Pig Interpreter for Apache Zeppelin

Overview

Apache Pig is a platform for analyzing large data sets that consists of a high-level language for expressing data analysis programs, coupled with infrastructure for evaluating these programs. The salient property of Pig programs is that their structure is amenable to substantial parallelization, which in turns enables them to handle very large data sets.

Supported interpreter type

  • %pig.script (default)

    All the pig script can run in this type of interpreter, and display type is plain text.

  • %pig.query

    Almost the same as %pig.script. The only difference is that you don't need to add alias in the last statement. And the display type is table.

Supported runtime mode

  • Local
  • MapReduce
  • Tez_Local (Only Tez 0.7 is supported)
  • Tez (Only Tez 0.7 is supported)

How to use

How to setup Pig

  • Local Mode

    Nothing needs to be done for local mode

  • MapReduce Mode

    HADOOP_CONF_DIR needs to be specified in ZEPPELIN_HOME/conf/zeppelin-env.sh.

  • Tez Local Mode

    Nothing needs to be done for tez local mode

  • Tez Mode

    HADOOP_CONF_DIR and TEZ_CONF_DIR needs to be specified in ZEPPELIN_HOME/conf/zeppelin-env.sh.

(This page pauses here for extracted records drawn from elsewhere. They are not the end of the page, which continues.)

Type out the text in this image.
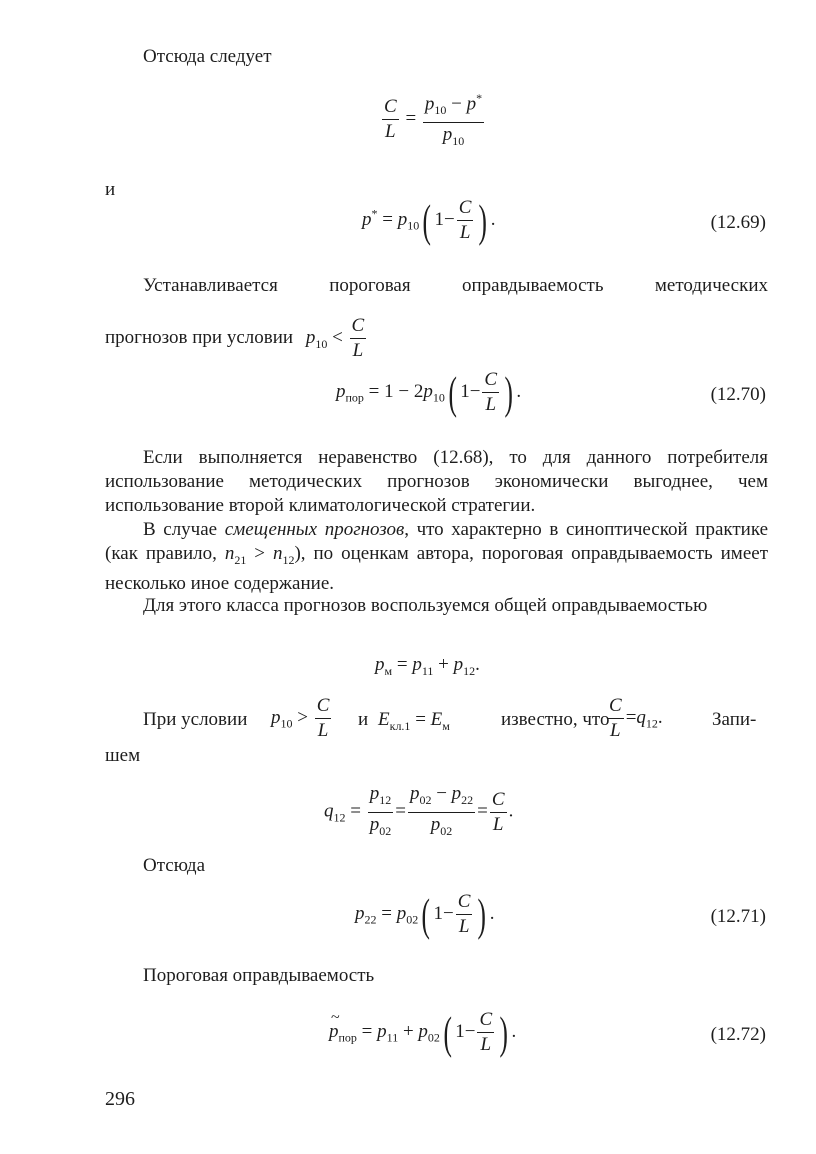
Отсюда следует

$\frac{C}{L} = \frac{p_{10} - p^*}{p_{10}}$

и

$p^* = p_{10}$( $1- \frac{C}{L}$ ) .	(12.69)

Устанавливается пороговая оправдываемость методических

прогнозов при условии $p_{10} < \frac{C}{L}$
$p_{пор} = 1 - 2p_{10}$( $1- \frac{C}{L}$ ) .	(12.70)

Если выполняется неравенство (12.68), то для данного потребителя использование методических прогнозов экономически выгоднее, чем использование второй климатологической стратегии.

В случае смещенных прогнозов, что характерно в синоптической практике (как правило, $n_{21} > n_{12}$), по оценкам автора, пороговая оправдываемость имеет несколько иное содержание.

Для этого класса прогнозов воспользуемся общей оправдываемостью

$p_м = p_{11} + p_{12}$.
При условии $p_{10} > \frac{C}{L}$ и $E_{кл.1} = E_м$	известно, что
$\frac{C}{L} =q_{12}$.	Запи-

шем

$q_{12} = \frac{p_{12}}{p_{02}} = \frac{p_{02} - p_{22}}{p_{02}} = \frac{C}{L}$ .

Отсюда

$p_{22} = p_{02}$( $1- \frac{C}{L}$ ) .	(12.71)

Пороговая оправдываемость

~ $p_{пор} = p_{11} + p_{02}$( $1- \frac{C}{L}$ ) .	(12.72)
296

How to configure interpreter

At the Interpreters menu, you have to create a new Pig interpreter. Pig interpreter has below properties by default. And you can set any pig properties here which will be passed to pig engine. (like tez.queue.name & mapred.job.queue.name). Besides, we use paragraph title as job name if it exists, else use the last line of pig script. So you can use that to find app running in YARN RM UI.

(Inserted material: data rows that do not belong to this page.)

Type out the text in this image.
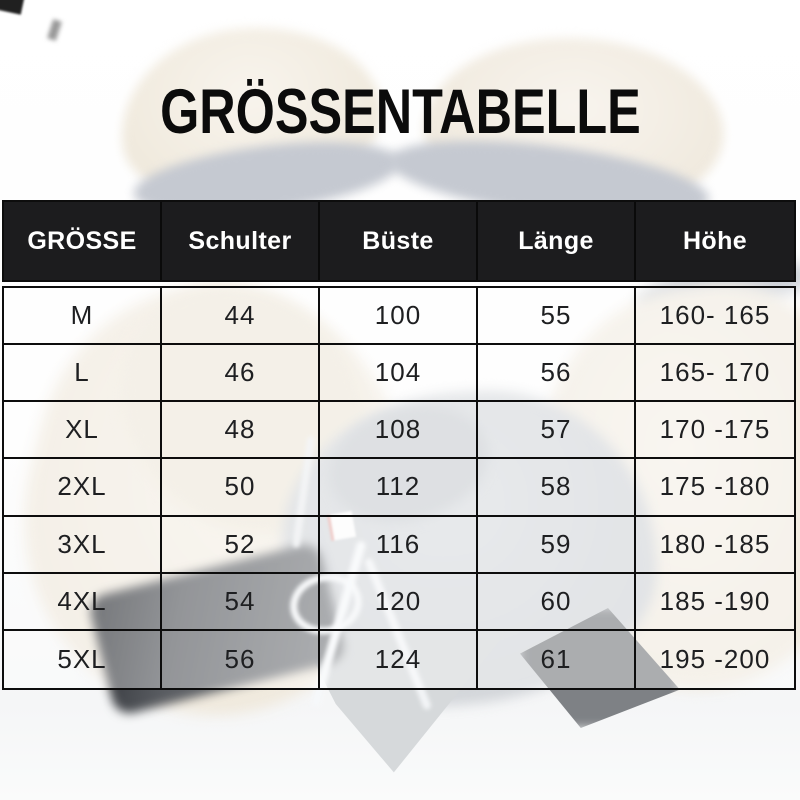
GRÖSSENTABELLE
GRÖSSE	Schulter	Büste	Länge	Höhe
M	44	100	55	160- 165
L	46	104	56	165- 170
XL	48	108	57	170 -175
2XL	50	112	58	175 -180
3XL	52	116	59	180 -185
4XL	54	120	60	185 -190
5XL	56	124	61	195 -200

Property Default Description
zeppelin.pig.execType mapreduce Execution mode for pig runtime. local | mapreduce | tez_local | tez
zeppelin.pig.includeJobStats false whether display jobStats info in %pig.script
zeppelin.pig.maxResult 1000 max row number displayed in %pig.query
tez.queue.name default queue name for tez engine
mapred.job.queue.name default queue name for mapreduce engine

Example

pig
%pig

raw_data = load 'dataset/sf_crime/train.csv' using PigStorage(',') as (Dates,Category,Descript,DayOfWeek,PdDistrict,Resolution,Address,X,Y);
b = group raw_data all;
c = foreach b generate COUNT($1);
dump c;
pig.query
%pig.query

b = foreach raw_data generate Category;
c = group b by Category;
foreach c generate group as category, COUNT($1) as count;

Data is shared between %pig and %pig.query, so that you can do some common work in %pig, and do different kinds of query based on the data of %pig. Besides, we recommend you to specify alias explicitly so that the visualization can display the column name correctly. Here, we name COUNT($1) as count, if you don't do this, then we will name it using position, here we will use col_1 to represent COUNT($1) if you don't specify alias for it. There's one pig tutorial note in zeppelin for your reference.